Felix looks at me, more seriously than I’ve seen him before. “You told me once at the bar you could drive a truck, right?”
“Yeah man, I’m a regular concrete fucking cowboy, why?”
Felix says, “We can use you. Wait till the rest of the boys get back. I’ll hook you up with a gallon. You in, right? You hang with us. We’ll get you all the water you need. We’re sitting here now, counting the trucks coming by. “Hector here,” and he points at a skinny kid in the chair next to his, “he has the tankers and contents all figured out. They don’t mark them like they used to, but he knows the system now. You hang with us. You’ll be fat with water, you and your sweet Janie.”
About half an hour later, the army truck returns.
The conversation while waiting was a mix of how did this happen? Is the government coming to help us? Can we get anywhere east alive…
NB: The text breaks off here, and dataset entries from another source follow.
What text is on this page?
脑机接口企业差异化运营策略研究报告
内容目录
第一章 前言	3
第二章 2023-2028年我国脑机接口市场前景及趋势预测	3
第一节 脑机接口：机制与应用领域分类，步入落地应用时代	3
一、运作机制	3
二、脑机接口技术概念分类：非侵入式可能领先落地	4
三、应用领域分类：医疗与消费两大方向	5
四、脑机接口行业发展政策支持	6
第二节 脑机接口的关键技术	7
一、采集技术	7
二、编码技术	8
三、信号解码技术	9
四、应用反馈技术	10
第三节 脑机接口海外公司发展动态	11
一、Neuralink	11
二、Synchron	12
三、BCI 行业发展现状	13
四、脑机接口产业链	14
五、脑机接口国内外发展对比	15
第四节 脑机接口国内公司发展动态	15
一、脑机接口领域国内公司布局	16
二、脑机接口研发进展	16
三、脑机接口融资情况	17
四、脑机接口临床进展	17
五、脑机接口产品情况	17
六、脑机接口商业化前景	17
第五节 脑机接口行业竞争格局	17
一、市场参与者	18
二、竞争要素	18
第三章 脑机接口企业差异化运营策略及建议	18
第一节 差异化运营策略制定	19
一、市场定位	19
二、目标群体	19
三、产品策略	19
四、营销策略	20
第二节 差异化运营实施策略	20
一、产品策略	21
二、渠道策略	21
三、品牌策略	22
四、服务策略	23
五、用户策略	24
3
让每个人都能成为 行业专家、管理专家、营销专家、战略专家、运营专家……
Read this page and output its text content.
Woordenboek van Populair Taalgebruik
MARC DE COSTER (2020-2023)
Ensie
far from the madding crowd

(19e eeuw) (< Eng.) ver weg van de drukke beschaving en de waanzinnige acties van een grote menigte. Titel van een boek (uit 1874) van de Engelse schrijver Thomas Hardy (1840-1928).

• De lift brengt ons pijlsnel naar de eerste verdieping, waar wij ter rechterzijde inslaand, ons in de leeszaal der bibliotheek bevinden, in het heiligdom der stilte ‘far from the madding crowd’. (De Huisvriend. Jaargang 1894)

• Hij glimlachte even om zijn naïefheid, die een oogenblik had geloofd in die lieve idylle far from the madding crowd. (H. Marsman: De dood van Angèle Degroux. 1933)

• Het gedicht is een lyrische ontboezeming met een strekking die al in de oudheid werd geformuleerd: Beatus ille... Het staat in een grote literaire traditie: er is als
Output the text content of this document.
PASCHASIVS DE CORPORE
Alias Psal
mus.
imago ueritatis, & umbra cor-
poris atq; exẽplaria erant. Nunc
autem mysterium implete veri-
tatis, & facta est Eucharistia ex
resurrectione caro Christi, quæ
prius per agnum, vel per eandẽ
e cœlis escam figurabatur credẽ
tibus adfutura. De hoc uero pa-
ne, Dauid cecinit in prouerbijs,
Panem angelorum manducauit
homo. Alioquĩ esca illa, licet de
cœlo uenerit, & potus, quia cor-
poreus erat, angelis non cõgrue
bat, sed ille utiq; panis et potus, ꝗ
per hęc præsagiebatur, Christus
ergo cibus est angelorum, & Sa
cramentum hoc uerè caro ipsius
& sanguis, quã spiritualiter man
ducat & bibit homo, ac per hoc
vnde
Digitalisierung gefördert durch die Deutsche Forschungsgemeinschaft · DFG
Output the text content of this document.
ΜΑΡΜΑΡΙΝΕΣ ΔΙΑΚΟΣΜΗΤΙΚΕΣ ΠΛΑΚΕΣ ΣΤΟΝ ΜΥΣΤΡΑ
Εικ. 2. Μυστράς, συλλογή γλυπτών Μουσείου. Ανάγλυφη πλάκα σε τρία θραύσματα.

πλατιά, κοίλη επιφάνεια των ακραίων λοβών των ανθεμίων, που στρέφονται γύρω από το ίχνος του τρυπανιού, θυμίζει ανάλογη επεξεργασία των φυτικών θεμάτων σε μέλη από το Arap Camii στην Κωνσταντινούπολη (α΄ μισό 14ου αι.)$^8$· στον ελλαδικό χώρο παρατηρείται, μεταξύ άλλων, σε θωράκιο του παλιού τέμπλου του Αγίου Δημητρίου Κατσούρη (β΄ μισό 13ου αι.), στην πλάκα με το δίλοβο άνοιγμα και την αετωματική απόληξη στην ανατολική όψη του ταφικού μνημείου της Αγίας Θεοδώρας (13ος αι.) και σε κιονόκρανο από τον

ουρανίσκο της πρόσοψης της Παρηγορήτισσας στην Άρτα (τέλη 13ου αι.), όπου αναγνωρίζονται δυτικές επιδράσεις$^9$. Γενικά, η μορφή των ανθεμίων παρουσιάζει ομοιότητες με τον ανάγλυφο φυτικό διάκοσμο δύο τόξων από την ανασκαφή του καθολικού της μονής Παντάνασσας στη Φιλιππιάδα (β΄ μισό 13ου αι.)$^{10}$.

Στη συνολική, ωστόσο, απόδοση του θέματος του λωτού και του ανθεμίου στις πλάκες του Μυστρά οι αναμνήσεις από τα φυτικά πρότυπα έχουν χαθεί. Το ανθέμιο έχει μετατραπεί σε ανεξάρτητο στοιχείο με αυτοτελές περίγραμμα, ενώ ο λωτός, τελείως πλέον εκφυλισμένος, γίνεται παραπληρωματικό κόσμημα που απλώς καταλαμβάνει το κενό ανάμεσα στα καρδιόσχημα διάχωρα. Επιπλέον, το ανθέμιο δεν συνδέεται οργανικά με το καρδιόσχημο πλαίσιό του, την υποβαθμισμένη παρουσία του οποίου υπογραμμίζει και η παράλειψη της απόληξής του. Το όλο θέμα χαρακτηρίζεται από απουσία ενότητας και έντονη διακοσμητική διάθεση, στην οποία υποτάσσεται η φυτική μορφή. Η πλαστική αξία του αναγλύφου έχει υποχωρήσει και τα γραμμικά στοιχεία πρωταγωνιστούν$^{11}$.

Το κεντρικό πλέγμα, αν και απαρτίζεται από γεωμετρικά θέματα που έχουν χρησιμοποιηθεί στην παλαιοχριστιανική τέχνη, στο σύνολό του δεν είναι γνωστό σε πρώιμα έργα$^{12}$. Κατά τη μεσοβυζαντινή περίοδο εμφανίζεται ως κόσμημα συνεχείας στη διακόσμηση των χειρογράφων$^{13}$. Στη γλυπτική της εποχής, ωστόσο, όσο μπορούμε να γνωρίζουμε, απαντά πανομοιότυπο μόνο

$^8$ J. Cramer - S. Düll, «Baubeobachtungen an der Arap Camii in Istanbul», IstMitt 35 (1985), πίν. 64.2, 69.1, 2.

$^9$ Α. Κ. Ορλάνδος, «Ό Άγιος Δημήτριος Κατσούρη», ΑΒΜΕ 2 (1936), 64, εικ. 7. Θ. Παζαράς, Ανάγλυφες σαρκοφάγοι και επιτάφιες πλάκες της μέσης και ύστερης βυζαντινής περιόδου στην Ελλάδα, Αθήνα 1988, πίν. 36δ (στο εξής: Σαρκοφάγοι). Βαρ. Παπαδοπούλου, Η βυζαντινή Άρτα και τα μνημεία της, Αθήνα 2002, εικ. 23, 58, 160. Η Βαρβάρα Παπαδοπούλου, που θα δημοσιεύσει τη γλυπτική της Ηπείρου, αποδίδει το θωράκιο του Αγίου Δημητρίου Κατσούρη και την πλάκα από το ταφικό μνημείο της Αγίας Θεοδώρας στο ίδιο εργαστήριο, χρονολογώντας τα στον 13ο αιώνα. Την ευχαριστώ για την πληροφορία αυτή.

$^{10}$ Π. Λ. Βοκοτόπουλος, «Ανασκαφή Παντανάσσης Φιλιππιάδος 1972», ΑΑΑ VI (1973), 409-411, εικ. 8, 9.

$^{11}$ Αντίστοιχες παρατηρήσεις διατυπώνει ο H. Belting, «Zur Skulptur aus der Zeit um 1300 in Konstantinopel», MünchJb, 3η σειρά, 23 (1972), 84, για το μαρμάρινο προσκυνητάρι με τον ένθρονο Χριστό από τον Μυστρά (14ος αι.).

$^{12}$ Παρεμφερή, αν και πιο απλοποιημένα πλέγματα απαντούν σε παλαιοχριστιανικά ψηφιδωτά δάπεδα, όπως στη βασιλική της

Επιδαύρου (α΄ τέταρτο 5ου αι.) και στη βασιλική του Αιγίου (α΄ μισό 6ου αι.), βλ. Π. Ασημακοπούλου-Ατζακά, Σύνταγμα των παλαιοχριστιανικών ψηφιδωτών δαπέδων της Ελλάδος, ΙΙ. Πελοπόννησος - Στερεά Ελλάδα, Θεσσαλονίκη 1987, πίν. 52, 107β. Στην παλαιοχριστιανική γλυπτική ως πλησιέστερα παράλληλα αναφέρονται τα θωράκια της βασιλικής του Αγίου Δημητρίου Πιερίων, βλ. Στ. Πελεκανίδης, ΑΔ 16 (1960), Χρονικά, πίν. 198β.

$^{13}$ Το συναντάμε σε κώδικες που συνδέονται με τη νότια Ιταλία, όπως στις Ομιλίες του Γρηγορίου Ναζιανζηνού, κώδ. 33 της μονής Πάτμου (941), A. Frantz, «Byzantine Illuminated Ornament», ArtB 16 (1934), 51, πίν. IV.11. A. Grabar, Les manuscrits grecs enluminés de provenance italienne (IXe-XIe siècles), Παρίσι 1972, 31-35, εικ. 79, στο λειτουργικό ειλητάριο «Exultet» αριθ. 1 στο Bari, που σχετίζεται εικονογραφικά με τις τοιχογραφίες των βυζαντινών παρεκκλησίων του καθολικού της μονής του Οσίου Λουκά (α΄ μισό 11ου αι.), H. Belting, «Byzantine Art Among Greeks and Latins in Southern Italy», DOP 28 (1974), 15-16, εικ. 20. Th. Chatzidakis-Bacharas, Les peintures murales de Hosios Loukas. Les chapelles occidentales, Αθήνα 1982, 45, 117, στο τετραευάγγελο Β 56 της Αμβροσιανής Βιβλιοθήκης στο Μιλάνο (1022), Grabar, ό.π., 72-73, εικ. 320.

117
Felix goes to the back and pulls out a bag. In it are a couple of cans of beans and two one-gallon milk jugs filled with dirty water and a 9mm pistol. “You better go if you’re going, Sammy. Be back here in the morning. You’ll have all the water you want in the afternoon, but you better run your ass home now. They’ll kill a motherfucker for a gallon of water and not even blink.”
I take the bag with the offered gifts, or bribe, or prepayment, I wasn’t sure. I knew Janie needed water, and I needed water, and the beans would be a feast. I thank Felix and do a quick jog back to Janie’s through the cemetery.